The regime is trying to improve its international reputation but the press freedom situation remains grim.
Libya was elected president of the UN Human Rights Commission on 20 January 2003 and Reporters Without Borders activists protested at what they considered the absurdity of such a presidency by throwing leaflets in the conference hall as the Libyan chair, Najat Al-Hajjaji, was making her inaugural speech at the Commission’s 59th session in Geneva on 17 March. Several member-states, including Libya, formally complained and in July the press freedom organisation was banned for a year from attending meetings of the Commission, with which it had consultative status.
Another key development was the UN Security Council’s lifting on 12 September of 15 years of UN sanctions against Libya for the 1988 explosion and crash of a US airliner over Lockerbie (Scotland) after Libya paid demanded compensation to the families of the Americans who died. A three-year broadcasting agreement was signed with Spain on 19 September, but the written and broadcast media remains under the regime’s tight control, accompanied by a strict social control that discourages freedom of expression. Visas for foreign journalists are rarely granted. Only the Internet and satellite TV are allowed as a window to the outside world.
Reporters Without Borders has had no news of journalist Abdullah Ali al-Sanussi al-Darrat, who was imprisoned in 1973 without being charged or tried.
Harassment and obstruction
Six foreign journalists - one from the French TV station I-Télévision, a photographer from the French news agency Agence France-Presse, two journalists of the British paper The Sunday Times, an American freelance and an Israeli-American freelance - arrived in Tripoli on 4 January 2003 to cover the story of Tecca Zendik, a young American who came third in the Miss Networld contest held in Libya in November 2002.
At the award ceremony, she had wept when Col. Gaddafi criticised the United States. To make amends, he invited her to return to Libya in early January to receive a Libyan passport and appointment as honorary Libyan consul in the US.
Libyan officials refused to allow the Israeli-American journalist, Daphne Barak (a cousin of former Israeli prime minister Ehud Barak), to enter the country when she presented her Israeli passport and she was deported the next day. When the AFP photographer said he wanted to leave the country a day earlier than scheduled, he was told he would have to wait.
"They threatened us and kept us against our will," said the I-Télévision journalist, Patrice Vanoni, who also wanted to leave early. Unidentified civilians told them their passports, which had been taken on arrival, would not be returned until the film footage and photographs they had taken of Barak’s arrival at the airport had been destroyed.
"When we said we’d complain to the French embassy that we were being held hostage, they arranged a short meeting with Col. Gaddafi for us," said Vanoni. After the film and photos had been destroyed, they got their passports back.

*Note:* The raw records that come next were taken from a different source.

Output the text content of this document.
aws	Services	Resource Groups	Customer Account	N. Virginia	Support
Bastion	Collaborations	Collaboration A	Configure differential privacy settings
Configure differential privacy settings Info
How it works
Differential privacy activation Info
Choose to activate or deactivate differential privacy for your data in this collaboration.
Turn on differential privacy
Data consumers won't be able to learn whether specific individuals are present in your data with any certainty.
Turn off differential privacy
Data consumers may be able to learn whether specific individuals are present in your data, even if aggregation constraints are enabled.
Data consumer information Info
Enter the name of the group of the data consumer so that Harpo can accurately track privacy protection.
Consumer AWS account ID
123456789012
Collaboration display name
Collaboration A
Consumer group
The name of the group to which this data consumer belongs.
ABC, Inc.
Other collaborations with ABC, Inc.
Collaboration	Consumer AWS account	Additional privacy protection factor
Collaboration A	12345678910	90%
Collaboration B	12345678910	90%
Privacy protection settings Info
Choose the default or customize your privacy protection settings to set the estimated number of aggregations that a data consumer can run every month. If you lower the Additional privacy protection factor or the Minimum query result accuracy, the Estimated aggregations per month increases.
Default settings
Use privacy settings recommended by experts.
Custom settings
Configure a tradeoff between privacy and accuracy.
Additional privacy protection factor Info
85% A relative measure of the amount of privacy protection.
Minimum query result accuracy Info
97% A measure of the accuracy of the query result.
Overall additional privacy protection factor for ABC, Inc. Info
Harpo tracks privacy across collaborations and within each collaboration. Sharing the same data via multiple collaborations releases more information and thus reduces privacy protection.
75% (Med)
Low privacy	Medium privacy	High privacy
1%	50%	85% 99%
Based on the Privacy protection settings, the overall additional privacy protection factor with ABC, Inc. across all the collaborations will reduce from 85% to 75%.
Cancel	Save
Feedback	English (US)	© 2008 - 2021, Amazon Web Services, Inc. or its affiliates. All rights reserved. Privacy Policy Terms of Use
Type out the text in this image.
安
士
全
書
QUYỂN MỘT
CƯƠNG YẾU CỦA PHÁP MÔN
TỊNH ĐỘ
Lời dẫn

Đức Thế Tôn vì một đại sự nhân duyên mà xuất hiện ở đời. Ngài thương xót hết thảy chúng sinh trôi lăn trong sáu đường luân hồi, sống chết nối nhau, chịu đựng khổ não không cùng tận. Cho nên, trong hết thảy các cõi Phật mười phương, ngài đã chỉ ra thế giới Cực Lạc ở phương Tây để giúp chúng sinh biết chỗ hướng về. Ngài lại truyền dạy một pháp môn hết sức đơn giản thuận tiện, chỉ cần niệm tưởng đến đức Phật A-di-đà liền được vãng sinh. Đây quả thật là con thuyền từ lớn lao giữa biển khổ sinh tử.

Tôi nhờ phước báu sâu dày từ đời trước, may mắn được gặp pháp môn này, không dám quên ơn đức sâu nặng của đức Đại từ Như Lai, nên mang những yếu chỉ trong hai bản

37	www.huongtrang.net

A revolutionary court shut down the official daily Al-Zahf Al-Akhdar (The Green March) indefinitely on 13 October for "undermining national interests and policies" by criticising and insulting several Arab countries. The paper, mouthpiece of the country’s "revolutionary committees," said Bahrain could not be called "a state, a half-state or even a quarter-state" and that Kuwait was "a geographical error that had not been corrected."
The paper was suspended at a very tense moment in relations between Libya and other Arab states. Col. Gaddafi had announced on 4 October he was breaking off relations with them and asked the country’s grassroots people’s assemblies to approve Libya’s withdrawal from the Arab League. He also said Arabs were not even human beings. One of Kuwait’s deputy prime ministers was quoted in the Kuwaiti daily Al-Rai Al-Am that Kadhafi would "go to hell."